Kurang sempurna apa lagi?

Ah, aku sayang Vera.

"Ata?!" Seruan Ayah tiba-tiba terdengar dari bawah. Aku melirik jam dinding, sudah pukul enam. Pantas saja.

"Di kamar!" jawabku sambil menyadari ternyata cukup lama juga aku mandi.

"Ayah masuk, ya?" Tiba-tiba saja suara Ayah terdengar dari balik pintu. Aku mengiyakan dan Ayah pun membuka pintu.

"Apa kabar?" tanyanya aneh. Aku mengernyit sebentar lalu mematikan hair dryer.

"Baik," jawabku seadanya.

"Sekolahmu bagaimana?" Ayah masih berdiri sambil bersandar di pintu. Aku menoleh ke arahnya sebentar lalu mengambil sisir.

"Sudah mendekati ulangan akhir semester ganjil, jadi semakin banyak tugas dan ulangan harian. Tapi Ata bisa mengatasi semuanya, kok."

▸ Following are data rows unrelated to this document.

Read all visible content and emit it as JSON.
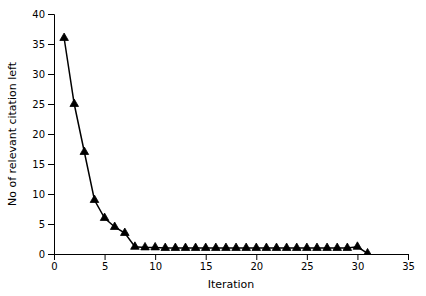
{
  "chart_data": {
    "type": "line",
    "x": [
      1,
      2,
      3,
      4,
      5,
      6,
      7,
      8,
      9,
      10,
      11,
      12,
      13,
      14,
      15,
      16,
      17,
      18,
      19,
      20,
      21,
      22,
      23,
      24,
      25,
      26,
      27,
      28,
      29,
      30,
      31
    ],
    "values": [
      36,
      25,
      17,
      9,
      6,
      4.5,
      3.5,
      1.2,
      1.1,
      1.1,
      1.0,
      1.0,
      1.0,
      1.0,
      1.0,
      1.0,
      1.0,
      1.0,
      1.0,
      1.0,
      1.0,
      1.0,
      1.0,
      1.0,
      1.0,
      1.0,
      1.0,
      1.0,
      1.0,
      1.2,
      0.1
    ],
    "xlabel": "Iteration",
    "ylabel": "No of relevant citation left",
    "xlim": [
      0,
      35
    ],
    "ylim": [
      0,
      40
    ],
    "xticks": [
      0,
      5,
      10,
      15,
      20,
      25,
      30,
      35
    ],
    "yticks": [
      0,
      5,
      10,
      15,
      20,
      25,
      30,
      35,
      40
    ],
    "color": "#000000",
    "marker": "triangle"
  }
}
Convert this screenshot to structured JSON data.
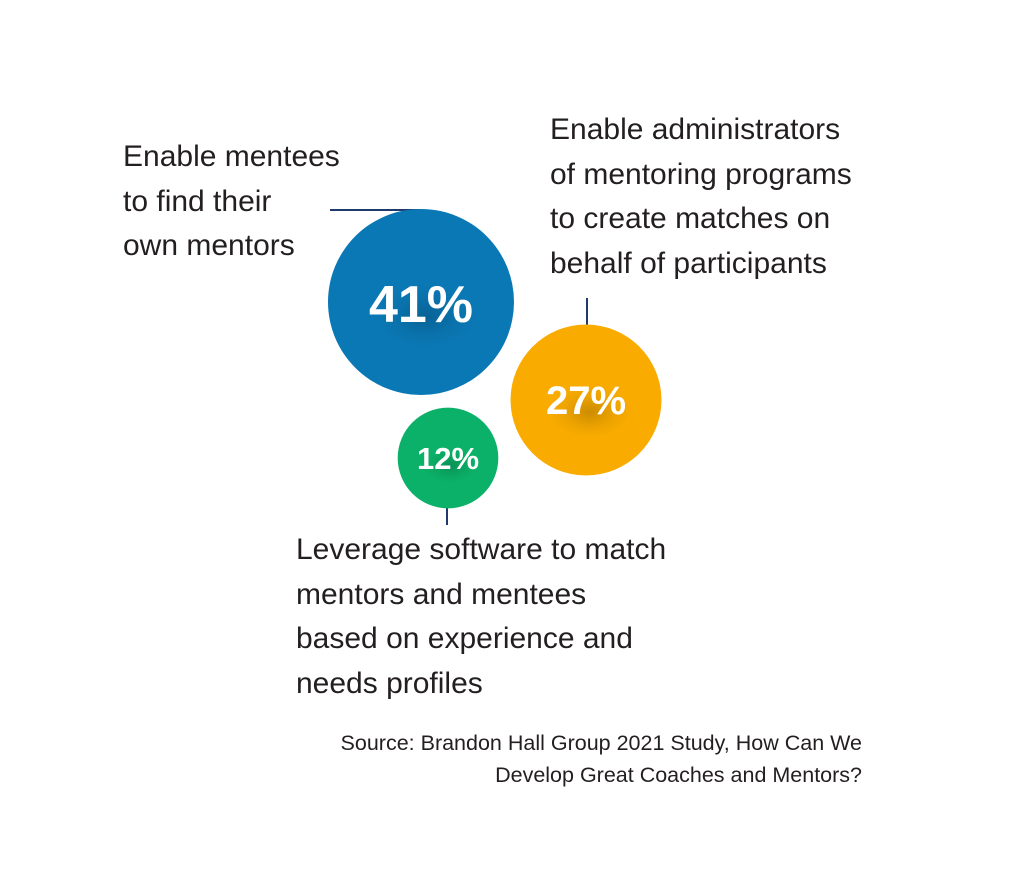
{
  "chart_data": {
    "type": "bubble",
    "title": "",
    "colors": {
      "line": "#1f3a6b",
      "text": "#231f20"
    },
    "items": [
      {
        "label": "Enable mentees\nto find their\nown mentors",
        "value": 41,
        "value_label": "41%",
        "color": "#0a78b5"
      },
      {
        "label": "Enable administrators\nof mentoring programs\nto create matches on\nbehalf of participants",
        "value": 27,
        "value_label": "27%",
        "color": "#f9ab00"
      },
      {
        "label": "Leverage software to match\nmentors and mentees\nbased on experience and\nneeds profiles",
        "value": 12,
        "value_label": "12%",
        "color": "#0bb168"
      }
    ],
    "source": "Source: Brandon Hall Group 2021 Study, How Can We\nDevelop Great Coaches and Mentors?"
  }
}
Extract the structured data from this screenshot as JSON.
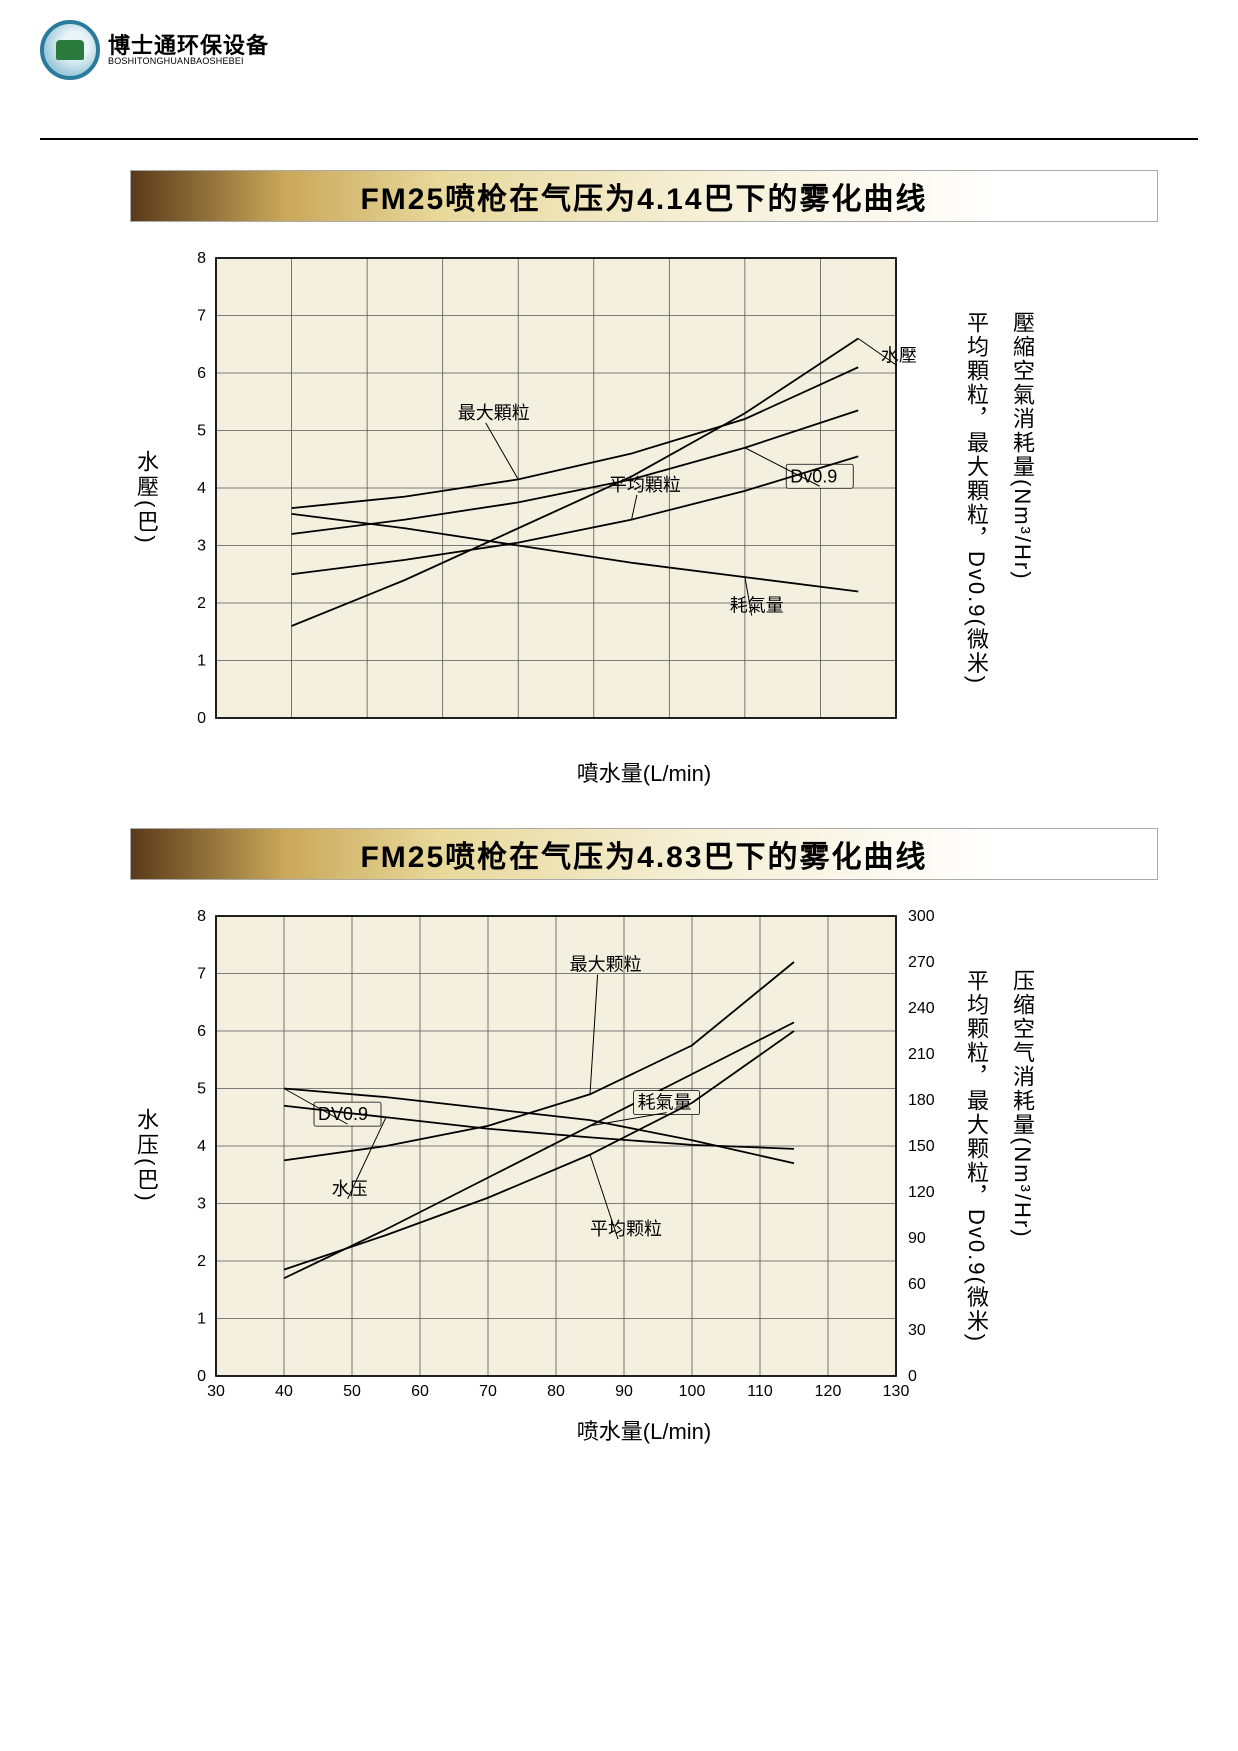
{
  "logo": {
    "cn": "博士通环保设备",
    "en": "BOSHITONGHUANBAOSHEBEI"
  },
  "charts": [
    {
      "title": "FM25喷枪在气压为4.14巴下的雾化曲线",
      "x_axis": {
        "label": "噴水量(L/min)",
        "min": 30,
        "max": 120,
        "ticks": null,
        "show_tick_labels": false
      },
      "y_left": {
        "label": "水壓(巴)",
        "min": 0,
        "max": 8,
        "ticks": [
          0,
          1,
          2,
          3,
          4,
          5,
          6,
          7,
          8
        ]
      },
      "y_right": {
        "labels": [
          "平均顆粒，最大顆粒，Dv0.9(微米)",
          "壓縮空氣消耗量(Nm³/Hr)"
        ],
        "min": 0,
        "max": 300,
        "ticks": null,
        "show_tick_labels": false
      },
      "plot_bg": "#f4f0e0",
      "grid_color": "#555555",
      "series": [
        {
          "name": "水壓",
          "axis": "left",
          "points": [
            [
              40,
              1.6
            ],
            [
              55,
              2.4
            ],
            [
              70,
              3.3
            ],
            [
              85,
              4.2
            ],
            [
              100,
              5.3
            ],
            [
              115,
              6.6
            ]
          ],
          "label_xy": [
            118,
            6.2
          ]
        },
        {
          "name": "最大顆粒",
          "axis": "left",
          "points": [
            [
              40,
              3.65
            ],
            [
              55,
              3.85
            ],
            [
              70,
              4.15
            ],
            [
              85,
              4.6
            ],
            [
              100,
              5.2
            ],
            [
              115,
              6.1
            ]
          ],
          "label_xy": [
            62,
            5.2
          ]
        },
        {
          "name": "Dv0.9",
          "axis": "left",
          "points": [
            [
              40,
              3.2
            ],
            [
              55,
              3.45
            ],
            [
              70,
              3.75
            ],
            [
              85,
              4.15
            ],
            [
              100,
              4.7
            ],
            [
              115,
              5.35
            ]
          ],
          "label_xy": [
            106,
            4.1
          ],
          "boxed": true
        },
        {
          "name": "平均顆粒",
          "axis": "left",
          "points": [
            [
              40,
              2.5
            ],
            [
              55,
              2.75
            ],
            [
              70,
              3.05
            ],
            [
              85,
              3.45
            ],
            [
              100,
              3.95
            ],
            [
              115,
              4.55
            ]
          ],
          "label_xy": [
            82,
            3.95
          ]
        },
        {
          "name": "耗氣量",
          "axis": "left",
          "points": [
            [
              40,
              3.55
            ],
            [
              55,
              3.3
            ],
            [
              70,
              3.0
            ],
            [
              85,
              2.7
            ],
            [
              100,
              2.45
            ],
            [
              115,
              2.2
            ]
          ],
          "label_xy": [
            98,
            1.85
          ]
        }
      ]
    },
    {
      "title": "FM25喷枪在气压为4.83巴下的雾化曲线",
      "x_axis": {
        "label": "喷水量(L/min)",
        "min": 30,
        "max": 130,
        "ticks": [
          30,
          40,
          50,
          60,
          70,
          80,
          90,
          100,
          110,
          120,
          130
        ],
        "show_tick_labels": true
      },
      "y_left": {
        "label": "水压(巴)",
        "min": 0,
        "max": 8,
        "ticks": [
          0,
          1,
          2,
          3,
          4,
          5,
          6,
          7,
          8
        ]
      },
      "y_right": {
        "labels": [
          "平均颗粒，最大颗粒，Dv0.9(微米)",
          "压缩空气消耗量(Nm³/Hr)"
        ],
        "min": 0,
        "max": 300,
        "ticks": [
          0,
          30,
          60,
          90,
          120,
          150,
          180,
          210,
          240,
          270,
          300
        ],
        "show_tick_labels": true
      },
      "plot_bg": "#f4f0e0",
      "grid_color": "#555555",
      "series": [
        {
          "name": "最大颗粒",
          "axis": "left",
          "points": [
            [
              40,
              3.75
            ],
            [
              55,
              4.0
            ],
            [
              70,
              4.35
            ],
            [
              85,
              4.9
            ],
            [
              100,
              5.75
            ],
            [
              115,
              7.2
            ]
          ],
          "label_xy": [
            82,
            7.05
          ]
        },
        {
          "name": "耗氣量",
          "axis": "left",
          "points": [
            [
              40,
              1.7
            ],
            [
              55,
              2.55
            ],
            [
              70,
              3.45
            ],
            [
              85,
              4.35
            ],
            [
              100,
              5.25
            ],
            [
              115,
              6.15
            ]
          ],
          "label_xy": [
            92,
            4.65
          ],
          "boxed": true
        },
        {
          "name": "DV0.9",
          "axis": "left",
          "points": [
            [
              40,
              5.0
            ],
            [
              55,
              4.85
            ],
            [
              70,
              4.65
            ],
            [
              85,
              4.45
            ],
            [
              100,
              4.1
            ],
            [
              115,
              3.7
            ]
          ],
          "label_xy": [
            45,
            4.45
          ],
          "boxed": true
        },
        {
          "name": "水压",
          "axis": "left",
          "points": [
            [
              40,
              4.7
            ],
            [
              55,
              4.5
            ],
            [
              70,
              4.3
            ],
            [
              85,
              4.15
            ],
            [
              100,
              4.02
            ],
            [
              115,
              3.95
            ]
          ],
          "label_xy": [
            47,
            3.15
          ]
        },
        {
          "name": "平均颗粒",
          "axis": "left",
          "points": [
            [
              40,
              1.85
            ],
            [
              55,
              2.45
            ],
            [
              70,
              3.1
            ],
            [
              85,
              3.85
            ],
            [
              100,
              4.75
            ],
            [
              115,
              6.0
            ]
          ],
          "label_xy": [
            85,
            2.45
          ]
        }
      ]
    }
  ],
  "colors": {
    "title_gradient_dark": "#5a3a1a",
    "title_gradient_gold": "#c9a85a",
    "title_gradient_cream": "#e8d89a",
    "line_color": "#000000"
  }
}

"Tentu saja, haha. Kau kan, anak Ayah."

Aku terdiam sejenak, tersadar bahwa Ayah salah bicara. Namun aku memaksakan kekehan kecil supaya tidak canggung.

"Ayah ada apa tiba-tiba bertanya?" tanyaku mengalihkan topik.

"Hanya memastikan kamu hidup dengan baik."

Aku tersenyum lalu meletakkan sisir. Jika harus memilih antara Ibu atau Ayah, aku seratus persen akan memilih Ayah. Entah kenapa, dengan Ayah aku merasa lebih nyaman.

"Ata hidup baik, kok. Dan Ata akan terus hidup baik supaya bisa dapat beasiswa dan kerja buat kasih uang ke Ayah dan Ibu," jawabku dengan nada riang. Ayah tersenyum kecil.

"Kalau antara Ayah dan Ibu, Ata pilih siapa?"

Deg.

Apa ini?

Kenapa rasanya, aneh?

"Pilih Ayah," jawabku kemudian mendapati Ayah menatapku dengan pandangan mencari-cari, seakan benar-benar ingin meyakinkan bahwa jawabanku jujur.

"Kenapa?" tanyanya serius.

Tidak, aku tidak mau membicarakan ini.

Tidak sekarang.

"Karena Ibu galak," jawabku lalu terkekeh, berusaha memberikan atmosfir bercanda. Dan berhasil, Ayah pun tertawa juga.

Setelah memberikan beberapa nasehat dan semangat, Ayah turun ke bawah. Aku menghela nafas lalu duduk di kasur.

Aku tahu suatu saat pembicaraan ini akan datang. Namun aku tidak menyangka akan secepat ini.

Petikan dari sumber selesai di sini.